In 2000, Maiman set up EMG with Hussein Salem. According to a WikiLeaks cable from the U.S. embassy in Cairo, “political concerns in Egypt” delayed the signing of a gas deal. The Egyptian government sought to isolate itself from political repercussions by encouraging the formation of EMG, which brought together Maiman and Hussein Salem, who owned a majority share of the company.

Maiman tells me at his home in Herzliya, a few miles north of Tel Aviv, that Salem said that “he was about as good a friend as Mubarak had. But even then it was very compartmentalized. Salem could laugh with Mubarak about the old times they had together, but nothing about politics.”

The agreements were signed in 2005, but Egyptian gas didn’t reach Israel until 2008, two years after Israel started to tap its own fields. In May 2009, the Egyptian government amended the gas purchase agreement to double the price, while also applying a higher price retroactively to the gas that had already been supplied. Israel was now paying Egypt more than what Cairo was charging customers like Jordan (which relies on Egyptian gas for 80 percent of its electricity), and twice what it paid for its own gas.

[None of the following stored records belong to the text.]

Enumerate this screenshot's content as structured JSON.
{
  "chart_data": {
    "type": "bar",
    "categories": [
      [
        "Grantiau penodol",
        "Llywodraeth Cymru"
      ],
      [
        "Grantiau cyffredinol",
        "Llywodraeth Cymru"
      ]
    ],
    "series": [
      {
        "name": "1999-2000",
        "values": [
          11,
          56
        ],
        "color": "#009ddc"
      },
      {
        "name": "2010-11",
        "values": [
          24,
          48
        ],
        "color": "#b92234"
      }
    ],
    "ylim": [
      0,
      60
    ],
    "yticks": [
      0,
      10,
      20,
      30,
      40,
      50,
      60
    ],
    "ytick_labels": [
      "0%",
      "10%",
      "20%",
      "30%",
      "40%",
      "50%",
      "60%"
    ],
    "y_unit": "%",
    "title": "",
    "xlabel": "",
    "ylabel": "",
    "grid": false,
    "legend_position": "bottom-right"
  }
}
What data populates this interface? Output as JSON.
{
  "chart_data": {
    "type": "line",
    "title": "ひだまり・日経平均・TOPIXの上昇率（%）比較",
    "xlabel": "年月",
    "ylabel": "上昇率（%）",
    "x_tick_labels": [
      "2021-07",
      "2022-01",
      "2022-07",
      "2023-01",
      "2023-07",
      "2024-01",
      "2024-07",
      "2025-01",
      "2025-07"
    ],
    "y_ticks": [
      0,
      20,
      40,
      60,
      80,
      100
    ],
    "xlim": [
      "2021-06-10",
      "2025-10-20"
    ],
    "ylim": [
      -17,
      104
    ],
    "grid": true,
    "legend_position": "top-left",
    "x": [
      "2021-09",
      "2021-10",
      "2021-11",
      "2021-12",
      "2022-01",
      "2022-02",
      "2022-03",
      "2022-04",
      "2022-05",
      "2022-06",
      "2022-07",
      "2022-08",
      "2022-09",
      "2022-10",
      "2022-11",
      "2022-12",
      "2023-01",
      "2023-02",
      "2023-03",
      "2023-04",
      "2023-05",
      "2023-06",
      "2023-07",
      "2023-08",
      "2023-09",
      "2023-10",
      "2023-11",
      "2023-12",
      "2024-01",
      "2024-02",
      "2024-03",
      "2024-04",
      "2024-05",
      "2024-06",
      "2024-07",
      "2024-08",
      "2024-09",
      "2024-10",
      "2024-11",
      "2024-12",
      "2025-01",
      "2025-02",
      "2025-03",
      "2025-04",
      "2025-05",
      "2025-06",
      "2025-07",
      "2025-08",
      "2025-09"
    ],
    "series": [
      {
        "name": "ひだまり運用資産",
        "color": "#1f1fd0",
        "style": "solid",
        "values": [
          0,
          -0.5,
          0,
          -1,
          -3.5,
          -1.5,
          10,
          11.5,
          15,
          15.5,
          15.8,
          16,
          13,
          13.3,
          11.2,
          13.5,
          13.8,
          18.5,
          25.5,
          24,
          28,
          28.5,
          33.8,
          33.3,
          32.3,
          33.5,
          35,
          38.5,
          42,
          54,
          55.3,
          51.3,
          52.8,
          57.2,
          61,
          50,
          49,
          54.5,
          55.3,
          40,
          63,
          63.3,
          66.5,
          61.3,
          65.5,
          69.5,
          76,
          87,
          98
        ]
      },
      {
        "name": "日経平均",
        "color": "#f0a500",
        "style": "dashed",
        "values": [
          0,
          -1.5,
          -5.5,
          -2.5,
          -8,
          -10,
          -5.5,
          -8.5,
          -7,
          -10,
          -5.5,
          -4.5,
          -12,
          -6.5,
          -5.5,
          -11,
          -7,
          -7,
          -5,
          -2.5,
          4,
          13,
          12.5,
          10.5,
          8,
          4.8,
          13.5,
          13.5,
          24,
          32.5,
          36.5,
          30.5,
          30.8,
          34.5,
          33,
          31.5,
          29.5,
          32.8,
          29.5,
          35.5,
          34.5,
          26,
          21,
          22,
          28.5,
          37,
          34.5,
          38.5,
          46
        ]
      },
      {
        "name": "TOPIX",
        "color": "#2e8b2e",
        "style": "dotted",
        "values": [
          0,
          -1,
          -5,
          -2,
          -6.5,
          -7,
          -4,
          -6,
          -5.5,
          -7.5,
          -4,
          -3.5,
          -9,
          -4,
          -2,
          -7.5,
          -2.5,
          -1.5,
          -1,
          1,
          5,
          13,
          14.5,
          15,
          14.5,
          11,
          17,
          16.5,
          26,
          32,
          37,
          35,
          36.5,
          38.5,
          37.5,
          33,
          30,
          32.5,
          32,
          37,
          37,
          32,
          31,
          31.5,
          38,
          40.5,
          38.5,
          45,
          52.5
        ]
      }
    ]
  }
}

Far from getting a sweetheart deal from the Egyptian government, says Wurmser, Israel was being blackmailed. “The Israelis had to stomach an unfair situation because the consumer agreements with the Israeli customers were already signed.” As for the notion that Israel was paying Egypt much less than the going rate, Wurmser explains that there’s no such thing as an international market price on gas. “Gas infrastructure can only be built by market agreements. You don’t have free-floating Liquefied Natural Gas tankers. It’s run like a railroad system. There are specific calculations regarding how to service that particular train, which routes it will run, etc.”

Obviously, a precise understanding of market mechanisms will have no bearing on the case of Hussein Salem. The Egyptian street wants blood and the current rulers in the military will be only too happy to slake its thirst—if only to keep the mob from coming after them.

But if the gas agreement with Israel was on the level, then what is the basis for the charges of corruption against Salem? That he didn’t spread the wealth evenly among his fellow Egyptians? This is hardly an atmosphere conducive to business or investment. Rather, it suggests Egypt is perched, once again, on the precipice of an Arab socialist nightmare.

The country’s economy is bottoming out. Maiman notes that between the lack of tourism, a steep drop-off in workers’ remittances from neighboring Libya, the flight of capital and a lack of foreign direct investment, the country desperately needs money. Egypt is going begging to the Arab states, the IMF and World Bank, while it is sitting on natural gas that it refuses to profit from for political reasons. And if Egypt fails to meet its contractual obligations to Israel, it is difficult to see investors taking further risks in a political climate dominated by Islamists.

With the entire region now in upheaval after the Arab Spring, Maiman still thinks that Israel and Egypt “are two countries that could provide stability and create a tone for the region, by cementing their relationship.” Mubarak’s fall gave hope to many that Egypt, static for 30 years, might once again lead the Arab world. The sad reality is that the largest and still most influential of Arab states may drag the Middle East in the wrong direction.

Lee Smith is a senior editor at The Weekly Standard.